The great warriors who have held you in high esteem will think you withdrew from battle out of fear, and you will be diminished in their eyes.
Synthesis
Krishna is now speaking directly to Arjuna's identity and social reality. The great Maharathas — Drona, Bhishma, Karna, Duryodhana and others — will not see Arjuna's retreat as compassion but as cowardice. The word 'lāghavam' means lightness or diminishment — Arjuna, who was heavy with honor, will become weightless, trivial. This is not a small concern. In a warrior culture where honor was life-breath, being thought a coward was a living death far worse than dying gloriously. Krishna is also making a perceptive psychological point: others will not have access to Arjuna's inner reasoning.

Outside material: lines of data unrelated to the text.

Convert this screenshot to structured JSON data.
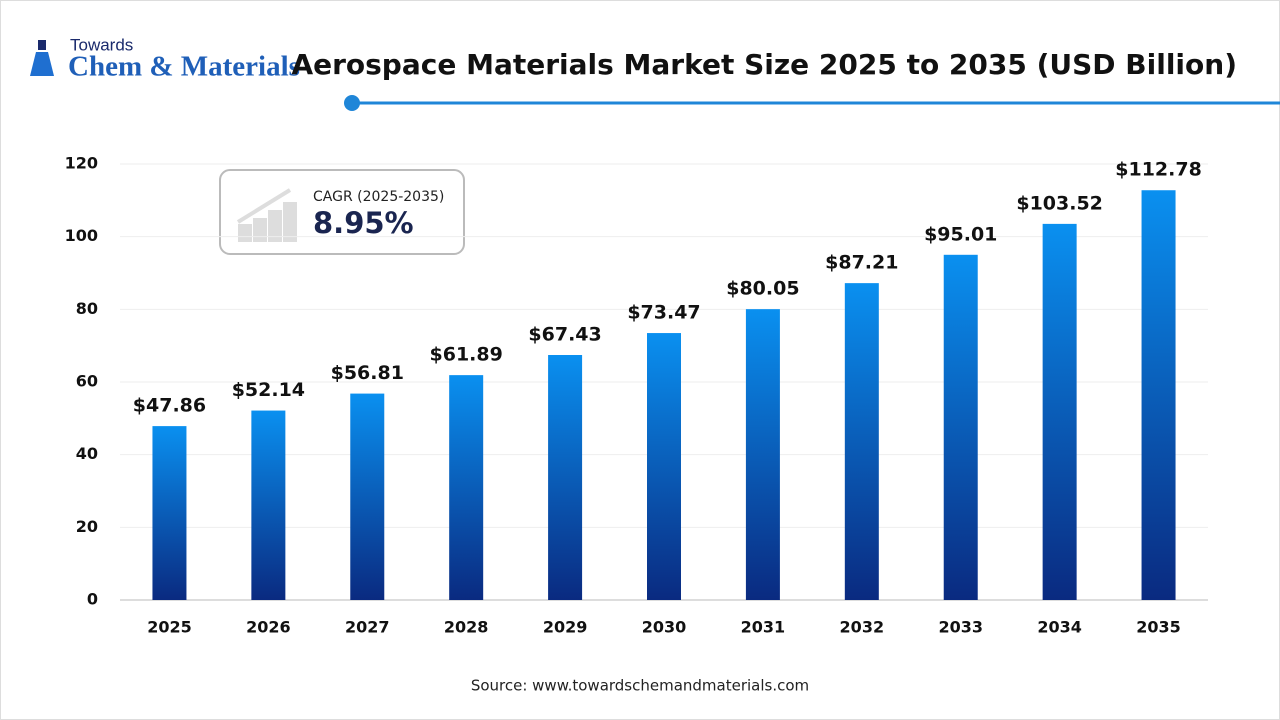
{
  "brand": {
    "top": "Towards",
    "name": "Chem & Materials"
  },
  "cagr": {
    "label": "CAGR (2025-2035)",
    "value": "8.95%"
  },
  "source": "Source: www.towardschemandmaterials.com",
  "chart_data": {
    "type": "bar",
    "title": "Aerospace Materials Market Size 2025 to 2035 (USD Billion)",
    "categories": [
      "2025",
      "2026",
      "2027",
      "2028",
      "2029",
      "2030",
      "2031",
      "2032",
      "2033",
      "2034",
      "2035"
    ],
    "values": [
      47.86,
      52.14,
      56.81,
      61.89,
      67.43,
      73.47,
      80.05,
      87.21,
      95.01,
      103.52,
      112.78
    ],
    "value_labels": [
      "$47.86",
      "$52.14",
      "$56.81",
      "$61.89",
      "$67.43",
      "$73.47",
      "$80.05",
      "$87.21",
      "$95.01",
      "$103.52",
      "$112.78"
    ],
    "color": "#0a90f0",
    "ylim": [
      0,
      120
    ],
    "yticks": [
      0,
      20,
      40,
      60,
      80,
      100,
      120
    ],
    "grid": true
  }
}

They will only see behavior, and the behavior of turning away from battle has one interpretation in that context.
Commentaries 8 traditions
Shankara uses this verse to show that even from a practical worldly standpoint (vyavaharika), Arjuna's proposed retreat is counterproductive. He hopes to avoid pain but will only accumulate a worse form of it. This argument operates entirely at the conventional level and is offered as one of multiple motivations for Arjuna to act.
Apply This Verse
Personal Growth
Others judge your character by your behavior, not your intentions. If your actions look like avoidance or cowardice, that is the lesson your life is teaching — regardless of your inner reasoning.
Questions this verse answers
- ?"Are my actions consistent with the character I want to be known for?"
- ?"Am I using spiritual or compassionate reasoning to justify what is really fear?"
- ?"What do the people who know me best think my choices say about me?"
- ?"How do I close the gap between my intentions and my visible behavior?"